Con riferimento al caso di specie, il Collegio ritiene che l’Amministrazione abbia valutato in maniera procedimentalmente corretta e non manifestamente illogica la complessiva situazione del ricorrente, attribuendo valenza ostativa alla presenza due pregiudizi penali di cui uno pure definitivamente accertato in capo al figlio (allora) minorenne e, quindi, ad uno stretto componente del suo nucleo familiare.

Ora, se, da un lato, il Collegio non ignora quell’orientamento giurisprudenziale che – al fine di evitare che l’esercizio del potere discrezionale dell’Amministrazione in materia di cittadinanza sconfini in arbitrio – esclude, al di fuori delle ipotesi previste dall’art. 6 della legge n. 91/1992, la rilevanza automatica dei precedenti penali, in particolare ove trattasi di fatti qualificabili come reati “non gravi” e risalenti nel tempo (Cons. St., sez. VI, n. 3907/2008;
TAR Lazio, sez. II quater n. 292/2010;
Id., sez. I ter, n. 13686/21;
Cons. St., sez. III, n. 3121/19), dall’altro rileva che, in tali ipotesi, non è che venga automaticamente vanificata la rilevanza delle medesime condotte, ma, semplicemente, che le stesse possono e devono essere attentamente valutate dall’Amministrazione, tenendo in considerazione tutto quel complesso degli specifici elementi che risultino rilevanti nel caso concreto, al fine di esprimere un giudizio sull’effettiva assimilazione dei valori fondamentali su cui si regge la comunità di cui il richiedente aspira a far parte, nonché di formulare una valutazione prognostica sull’inserimento dello stesso nella medesima comunità.

In tale contesto a nulla rileva – per le finalità di cui trattasi – il figlio del ricorrente abbia conseguito il beneficio del perdono giudiziale.

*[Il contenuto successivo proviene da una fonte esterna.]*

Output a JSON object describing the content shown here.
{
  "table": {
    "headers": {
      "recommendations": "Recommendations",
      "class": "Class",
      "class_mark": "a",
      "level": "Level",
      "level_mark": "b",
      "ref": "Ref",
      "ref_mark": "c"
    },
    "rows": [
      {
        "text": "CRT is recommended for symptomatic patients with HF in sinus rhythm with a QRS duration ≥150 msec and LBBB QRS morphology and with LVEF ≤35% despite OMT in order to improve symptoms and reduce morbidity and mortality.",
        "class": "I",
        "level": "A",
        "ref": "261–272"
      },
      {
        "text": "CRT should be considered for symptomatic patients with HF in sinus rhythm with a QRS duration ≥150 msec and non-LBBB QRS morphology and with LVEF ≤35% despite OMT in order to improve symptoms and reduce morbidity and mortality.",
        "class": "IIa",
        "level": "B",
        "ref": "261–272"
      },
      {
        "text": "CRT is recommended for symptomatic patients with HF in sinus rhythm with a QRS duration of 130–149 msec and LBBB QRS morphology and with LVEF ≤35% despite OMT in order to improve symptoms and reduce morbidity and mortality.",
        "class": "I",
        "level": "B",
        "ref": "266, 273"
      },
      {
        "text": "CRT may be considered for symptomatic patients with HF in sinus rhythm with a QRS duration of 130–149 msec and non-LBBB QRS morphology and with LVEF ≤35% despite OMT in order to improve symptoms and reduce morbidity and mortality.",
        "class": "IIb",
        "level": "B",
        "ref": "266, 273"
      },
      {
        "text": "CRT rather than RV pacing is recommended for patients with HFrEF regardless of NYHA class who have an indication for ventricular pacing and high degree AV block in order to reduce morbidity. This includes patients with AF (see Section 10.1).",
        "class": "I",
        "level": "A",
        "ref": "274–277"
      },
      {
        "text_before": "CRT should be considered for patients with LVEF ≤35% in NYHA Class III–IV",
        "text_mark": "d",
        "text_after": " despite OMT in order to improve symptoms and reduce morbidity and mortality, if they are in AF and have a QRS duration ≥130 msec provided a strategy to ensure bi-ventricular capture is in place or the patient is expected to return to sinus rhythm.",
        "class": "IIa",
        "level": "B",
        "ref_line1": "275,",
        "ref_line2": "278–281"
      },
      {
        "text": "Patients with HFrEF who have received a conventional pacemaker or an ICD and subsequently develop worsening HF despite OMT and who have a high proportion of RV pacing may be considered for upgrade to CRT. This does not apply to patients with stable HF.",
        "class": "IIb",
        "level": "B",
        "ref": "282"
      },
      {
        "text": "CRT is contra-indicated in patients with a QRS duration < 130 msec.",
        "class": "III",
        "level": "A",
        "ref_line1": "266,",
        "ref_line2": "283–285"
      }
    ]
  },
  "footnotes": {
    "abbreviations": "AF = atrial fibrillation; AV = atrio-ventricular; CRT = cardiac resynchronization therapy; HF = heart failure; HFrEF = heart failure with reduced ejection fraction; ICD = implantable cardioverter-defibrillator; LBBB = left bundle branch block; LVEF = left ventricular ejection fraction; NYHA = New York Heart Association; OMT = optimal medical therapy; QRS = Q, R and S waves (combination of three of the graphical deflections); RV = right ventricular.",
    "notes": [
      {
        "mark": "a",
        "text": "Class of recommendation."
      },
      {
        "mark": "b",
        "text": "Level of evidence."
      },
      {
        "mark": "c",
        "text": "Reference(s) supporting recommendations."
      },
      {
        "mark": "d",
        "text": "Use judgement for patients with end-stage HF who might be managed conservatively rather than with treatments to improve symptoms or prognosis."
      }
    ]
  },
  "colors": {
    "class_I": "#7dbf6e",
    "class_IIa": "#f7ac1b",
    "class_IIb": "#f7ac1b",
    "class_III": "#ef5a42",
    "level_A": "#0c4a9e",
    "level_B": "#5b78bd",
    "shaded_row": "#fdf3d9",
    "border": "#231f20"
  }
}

E ciò in quanto ciò che rileva ai fini della concessione – o meno – dello status non è il singolo esito processuale e/o le sue conseguenze sul piano sostanziale e dell’esecuzione quanto, piuttosto, l’irrevocabile accertamento della condotta penalmente rilevante sancita in sede giurisdizionale.

In tal senso, in linea con la giurisprudenza anche di questo Tribunale, dalla quale non vi è motivo per discostarsi, si rammenta che la discrezionalità dell’Amministrazione procedente nella concessione dello status civitatis, di cui sono stati delineati sopra gli ampi margini di esercizio – a tutela dei rilevanti interessi dello Stato – nella valutazione in ambito amministrativo della condotta e dell’inserimento sociale dell’interessato, consente che “ le valutazioni volte all'accertamento di una responsabilità penale si pongano su di un piano assolutamente differente e autonomo rispetto alla valutazione del medesimo fatto ai fini dell'adozione di un provvedimento amministrativo, con la possibilità che le risultanze fattuali oggetto della vicenda penale possano valutarsi negativamente, sul piano amministrativo, anche a prescindere dagli esiti processuali penali ” (ex multis, T.A.R. Lazio, Sez. I ter, nn. 10323/2021, 3345/2020, 347/2019, 6824/2018, Sez. II, n. 1833/2015). E tale valutazione ovviamente può estendersi anche agli stretti componenti del nucleo familiare – nella specie, il figlio minorenne del richiedente – ove dalle relative condotte possono ricavarsi elementi indicativi di una insufficiente acquisizione dei valori fondanti dell’ordinamento.